O rastro das queimadas
Sob o título “Brasil em Chamas — o poder político no rastro dos incêndios”, o dossiê é composto por cinco artigos e sete textos sobre casos específicos de conflitos por terra envolvendo fogo criminoso. Entre eles, a luta do povo Krahô-Kanela por seu território no Tocantins; os Karipuna em Rondônia e os incêndios nos territórios veredeiros em Bonito de Minas Gerais.
A devastação causada por incêndios na Terra Indígena Karipuna, em Rondônia / Christian Braga / Greenpeace
Também no estado de Rondônia, as invasões na Terra Indígena (TI) Uru-eu-wau-wau, onde vivem sete povos (quatro dos quais isolados), são abordadas no relatório. Demarcada desde 1991, nos últimos três anos, a TI tem sido invadida por grileiros que acessam a área por meio da fazenda Marechal Rondom, que faz limite com o território. Neste contexto de conflito, um indígena foi espancado até a morte em 2021. Em reação às invasões, os Uru-eu-wau-wau vem se organizando com vigilância e combate autônomo aos incêndios.

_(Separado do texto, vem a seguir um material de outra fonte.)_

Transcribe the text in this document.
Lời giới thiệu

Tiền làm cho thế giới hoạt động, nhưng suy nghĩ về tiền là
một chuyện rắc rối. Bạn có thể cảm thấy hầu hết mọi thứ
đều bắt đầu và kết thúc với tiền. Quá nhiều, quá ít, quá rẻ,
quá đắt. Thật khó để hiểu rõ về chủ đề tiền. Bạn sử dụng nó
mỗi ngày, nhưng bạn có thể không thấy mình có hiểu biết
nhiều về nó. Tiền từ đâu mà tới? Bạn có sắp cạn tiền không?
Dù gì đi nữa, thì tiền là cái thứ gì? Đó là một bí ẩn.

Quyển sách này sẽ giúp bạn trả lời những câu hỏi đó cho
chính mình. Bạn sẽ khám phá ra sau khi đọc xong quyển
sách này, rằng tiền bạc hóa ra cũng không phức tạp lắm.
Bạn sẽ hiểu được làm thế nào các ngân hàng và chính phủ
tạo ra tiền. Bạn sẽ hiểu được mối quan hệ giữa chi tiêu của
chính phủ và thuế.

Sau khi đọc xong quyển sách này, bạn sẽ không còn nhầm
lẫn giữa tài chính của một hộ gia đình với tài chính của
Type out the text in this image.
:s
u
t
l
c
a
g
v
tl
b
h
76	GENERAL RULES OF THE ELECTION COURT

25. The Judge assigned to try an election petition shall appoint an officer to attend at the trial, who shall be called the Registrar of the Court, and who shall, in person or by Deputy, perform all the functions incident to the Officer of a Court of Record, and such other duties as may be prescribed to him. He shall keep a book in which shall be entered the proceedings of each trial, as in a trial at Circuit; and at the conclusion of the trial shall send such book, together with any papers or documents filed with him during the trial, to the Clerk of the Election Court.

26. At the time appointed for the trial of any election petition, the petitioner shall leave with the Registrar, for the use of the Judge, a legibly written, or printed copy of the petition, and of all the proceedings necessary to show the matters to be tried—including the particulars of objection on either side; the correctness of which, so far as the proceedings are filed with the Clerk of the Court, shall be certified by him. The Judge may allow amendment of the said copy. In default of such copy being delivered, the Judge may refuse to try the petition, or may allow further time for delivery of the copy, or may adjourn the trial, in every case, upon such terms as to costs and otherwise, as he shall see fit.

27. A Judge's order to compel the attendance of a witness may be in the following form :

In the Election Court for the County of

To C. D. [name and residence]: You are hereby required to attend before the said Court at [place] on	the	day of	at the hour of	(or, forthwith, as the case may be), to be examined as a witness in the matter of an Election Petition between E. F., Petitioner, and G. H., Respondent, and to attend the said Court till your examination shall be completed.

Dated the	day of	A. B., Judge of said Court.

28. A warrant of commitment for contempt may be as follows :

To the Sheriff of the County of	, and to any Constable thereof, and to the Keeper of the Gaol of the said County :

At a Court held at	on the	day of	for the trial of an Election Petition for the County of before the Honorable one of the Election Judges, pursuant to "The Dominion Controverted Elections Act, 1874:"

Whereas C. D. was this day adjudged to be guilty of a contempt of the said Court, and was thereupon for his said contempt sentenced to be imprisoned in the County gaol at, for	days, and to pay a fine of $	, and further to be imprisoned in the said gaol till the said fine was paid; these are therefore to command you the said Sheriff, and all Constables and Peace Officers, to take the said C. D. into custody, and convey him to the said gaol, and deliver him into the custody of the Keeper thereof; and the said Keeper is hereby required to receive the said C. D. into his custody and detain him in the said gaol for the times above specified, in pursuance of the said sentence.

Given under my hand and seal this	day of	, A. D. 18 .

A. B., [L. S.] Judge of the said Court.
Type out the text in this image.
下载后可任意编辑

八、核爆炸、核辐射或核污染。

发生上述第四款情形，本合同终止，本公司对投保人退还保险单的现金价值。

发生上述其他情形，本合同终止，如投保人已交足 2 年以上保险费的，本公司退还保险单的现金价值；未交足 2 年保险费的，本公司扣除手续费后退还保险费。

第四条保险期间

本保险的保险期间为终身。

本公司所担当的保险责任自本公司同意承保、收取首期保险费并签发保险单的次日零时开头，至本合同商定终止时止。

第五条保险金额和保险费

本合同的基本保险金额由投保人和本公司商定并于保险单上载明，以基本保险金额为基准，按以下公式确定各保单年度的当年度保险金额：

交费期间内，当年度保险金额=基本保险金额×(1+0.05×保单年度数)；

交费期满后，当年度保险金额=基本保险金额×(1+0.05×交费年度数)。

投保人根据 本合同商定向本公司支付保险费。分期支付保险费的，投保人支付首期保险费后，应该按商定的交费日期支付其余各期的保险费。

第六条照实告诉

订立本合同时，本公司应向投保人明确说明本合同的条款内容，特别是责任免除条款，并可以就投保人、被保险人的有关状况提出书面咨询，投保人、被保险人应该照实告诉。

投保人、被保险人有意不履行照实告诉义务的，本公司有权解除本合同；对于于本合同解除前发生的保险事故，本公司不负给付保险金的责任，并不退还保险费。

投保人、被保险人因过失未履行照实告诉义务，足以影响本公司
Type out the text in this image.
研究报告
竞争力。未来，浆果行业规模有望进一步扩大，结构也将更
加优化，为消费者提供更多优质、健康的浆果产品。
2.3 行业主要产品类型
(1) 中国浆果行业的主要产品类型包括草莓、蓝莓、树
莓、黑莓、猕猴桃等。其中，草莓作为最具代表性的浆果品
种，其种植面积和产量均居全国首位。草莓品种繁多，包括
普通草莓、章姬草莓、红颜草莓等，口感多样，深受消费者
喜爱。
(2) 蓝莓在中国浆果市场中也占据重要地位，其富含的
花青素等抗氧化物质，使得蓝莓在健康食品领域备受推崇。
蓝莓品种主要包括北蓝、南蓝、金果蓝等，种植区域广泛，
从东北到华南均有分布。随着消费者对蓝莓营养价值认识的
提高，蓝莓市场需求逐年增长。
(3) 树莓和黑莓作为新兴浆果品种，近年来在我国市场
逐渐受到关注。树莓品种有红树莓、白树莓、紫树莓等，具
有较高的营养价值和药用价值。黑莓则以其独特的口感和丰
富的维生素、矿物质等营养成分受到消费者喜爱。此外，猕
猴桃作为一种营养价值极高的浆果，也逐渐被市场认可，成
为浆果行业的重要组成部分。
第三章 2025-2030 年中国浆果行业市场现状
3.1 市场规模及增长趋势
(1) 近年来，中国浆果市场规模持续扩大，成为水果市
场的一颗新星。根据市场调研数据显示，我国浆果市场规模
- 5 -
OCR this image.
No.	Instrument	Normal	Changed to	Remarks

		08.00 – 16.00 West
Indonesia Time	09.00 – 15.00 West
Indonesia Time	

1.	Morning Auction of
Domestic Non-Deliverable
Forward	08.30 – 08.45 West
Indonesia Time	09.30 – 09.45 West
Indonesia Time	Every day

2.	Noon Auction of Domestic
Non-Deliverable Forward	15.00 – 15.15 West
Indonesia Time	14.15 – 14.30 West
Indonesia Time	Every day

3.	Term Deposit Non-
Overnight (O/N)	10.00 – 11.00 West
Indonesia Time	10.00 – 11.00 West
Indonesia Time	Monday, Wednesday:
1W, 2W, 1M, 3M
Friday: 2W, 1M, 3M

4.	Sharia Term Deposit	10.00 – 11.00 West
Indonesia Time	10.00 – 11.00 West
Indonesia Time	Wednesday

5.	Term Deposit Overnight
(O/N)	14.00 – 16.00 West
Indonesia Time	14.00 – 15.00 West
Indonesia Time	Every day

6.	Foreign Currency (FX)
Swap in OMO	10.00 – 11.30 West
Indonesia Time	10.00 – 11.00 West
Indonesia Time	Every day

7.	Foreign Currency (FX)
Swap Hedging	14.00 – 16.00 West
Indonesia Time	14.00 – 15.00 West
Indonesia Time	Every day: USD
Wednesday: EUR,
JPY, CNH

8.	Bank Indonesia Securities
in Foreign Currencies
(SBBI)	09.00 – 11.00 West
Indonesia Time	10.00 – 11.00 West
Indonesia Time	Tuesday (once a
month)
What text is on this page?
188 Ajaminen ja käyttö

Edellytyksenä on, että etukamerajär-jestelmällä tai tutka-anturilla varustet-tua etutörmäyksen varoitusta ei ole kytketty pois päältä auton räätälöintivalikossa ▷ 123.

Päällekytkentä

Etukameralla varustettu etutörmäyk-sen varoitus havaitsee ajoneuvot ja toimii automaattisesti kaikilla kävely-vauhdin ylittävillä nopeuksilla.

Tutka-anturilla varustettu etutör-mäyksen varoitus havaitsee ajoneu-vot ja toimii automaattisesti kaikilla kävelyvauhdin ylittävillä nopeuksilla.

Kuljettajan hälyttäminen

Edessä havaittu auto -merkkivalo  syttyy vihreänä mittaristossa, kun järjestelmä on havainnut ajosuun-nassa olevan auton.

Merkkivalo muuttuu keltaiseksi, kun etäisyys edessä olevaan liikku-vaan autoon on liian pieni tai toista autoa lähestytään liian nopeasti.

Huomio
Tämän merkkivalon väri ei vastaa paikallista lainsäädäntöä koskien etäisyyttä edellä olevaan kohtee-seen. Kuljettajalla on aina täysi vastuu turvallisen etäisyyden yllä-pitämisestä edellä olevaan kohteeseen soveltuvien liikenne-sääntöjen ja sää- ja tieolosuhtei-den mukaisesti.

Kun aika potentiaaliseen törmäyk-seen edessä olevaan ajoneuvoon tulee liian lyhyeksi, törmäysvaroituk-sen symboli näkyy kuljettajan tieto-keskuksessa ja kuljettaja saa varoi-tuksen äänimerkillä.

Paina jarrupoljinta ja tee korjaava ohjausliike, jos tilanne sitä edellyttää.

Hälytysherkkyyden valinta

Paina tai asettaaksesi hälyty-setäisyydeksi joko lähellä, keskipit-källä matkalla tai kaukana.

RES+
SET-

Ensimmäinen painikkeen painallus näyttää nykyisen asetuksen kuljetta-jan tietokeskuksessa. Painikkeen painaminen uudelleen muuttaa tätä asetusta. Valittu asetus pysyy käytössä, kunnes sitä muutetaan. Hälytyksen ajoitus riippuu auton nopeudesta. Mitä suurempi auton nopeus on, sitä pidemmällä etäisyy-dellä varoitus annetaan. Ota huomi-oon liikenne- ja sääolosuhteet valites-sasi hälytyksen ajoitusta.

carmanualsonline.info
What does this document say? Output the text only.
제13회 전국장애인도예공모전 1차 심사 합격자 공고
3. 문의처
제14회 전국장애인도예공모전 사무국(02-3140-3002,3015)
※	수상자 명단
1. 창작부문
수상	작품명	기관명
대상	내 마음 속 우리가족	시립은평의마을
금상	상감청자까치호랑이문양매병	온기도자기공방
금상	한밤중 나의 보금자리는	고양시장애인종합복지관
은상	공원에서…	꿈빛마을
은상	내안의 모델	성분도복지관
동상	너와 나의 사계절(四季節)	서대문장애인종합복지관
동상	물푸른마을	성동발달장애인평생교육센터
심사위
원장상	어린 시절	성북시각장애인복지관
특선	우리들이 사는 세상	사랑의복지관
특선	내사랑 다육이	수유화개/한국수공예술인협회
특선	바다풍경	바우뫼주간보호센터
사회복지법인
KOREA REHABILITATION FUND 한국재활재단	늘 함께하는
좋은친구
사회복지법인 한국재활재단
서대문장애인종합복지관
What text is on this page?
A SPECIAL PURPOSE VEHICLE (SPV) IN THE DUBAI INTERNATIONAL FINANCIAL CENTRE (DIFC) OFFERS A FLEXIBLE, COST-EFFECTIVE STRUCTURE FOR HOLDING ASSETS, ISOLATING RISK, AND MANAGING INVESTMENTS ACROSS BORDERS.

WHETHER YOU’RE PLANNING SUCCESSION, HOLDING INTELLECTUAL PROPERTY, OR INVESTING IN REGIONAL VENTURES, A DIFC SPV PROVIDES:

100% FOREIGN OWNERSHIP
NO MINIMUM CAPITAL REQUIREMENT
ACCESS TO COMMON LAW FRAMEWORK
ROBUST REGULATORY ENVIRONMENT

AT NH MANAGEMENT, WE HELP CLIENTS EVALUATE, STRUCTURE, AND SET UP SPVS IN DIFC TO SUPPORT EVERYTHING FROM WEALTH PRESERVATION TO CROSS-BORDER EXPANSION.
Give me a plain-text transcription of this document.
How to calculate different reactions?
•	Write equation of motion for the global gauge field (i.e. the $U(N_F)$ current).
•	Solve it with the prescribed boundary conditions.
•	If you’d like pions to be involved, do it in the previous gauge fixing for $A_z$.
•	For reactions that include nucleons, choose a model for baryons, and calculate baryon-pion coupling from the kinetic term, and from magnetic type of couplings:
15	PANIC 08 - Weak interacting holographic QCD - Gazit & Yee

No Mato Grosso, os Xavante, que se autodenominam A’uwe, enfrentam mais do que as tensões das suas 11 terras estarem rodeadas pelo agronegócio e de incêndios terem atingido uma área de 7.400 km² só em 2021. Além disso, eles têm sido pressionados, segundo o dossiê, “pelo projeto inconstitucional mobilizado pelo governo Bolsonaro, chamado ‘AgroXavante’, para expandir o monocultivo dentro das terras indígenas”.
“O dia do fogo não parou”
Quem vive em São Paulo provavelmente se lembra do dia 10 de agosto de 2019 quando, no meio do dia, o céu escureceu. O fato da fumaça das queimadas na Amazônia alcançarem o Sudeste deu ao que ficou conhecido como “Dia do fogo” repercussão internacional.
Incentivados pelo discurso de Bolsonaro, fazendeiros da região Norte do Brasil articularam, naquela data, uma ação organizada para desmatar, com fogo, áreas florestais visadas para a grilagem. De acordo com o dossiê recém lançado, no entanto, a prática segue ininterrupta.
O documento aponta que algumas das áreas devastadas na ocasião, como o Projeto de Desenvolvimento Sustentável (PDS) Terra Nossa, no Pará, continuam sendo “invadidas por grileiros e gerando conflitos agrários mesmo sendo uma terra destinada, por lei, à Reforma Agrária”.
Segundo texto assinado pelos advogados e membros da CPT José Raimundo de Santana e Raione Lima Campos, somente neste assentamento paraense quatro lideranças já foram assassinadas. “A cada ano os focos de incêndio aumentam e a recorrência são os mesmos locais em que existe forte atuação do agronegócio”, salientam.
“A cadeia do agro utiliza o fogo de forma direta ou indiretamente associada a processos de desmatamento e grilagem, buscando consolidar a expansão da fronteira agrícola”, constata o dossiê, caracterizando os incêndios florestais como vetores da devastação ambiental e, ao mesmo tempo, como arma para expulsar os povos de seus territórios.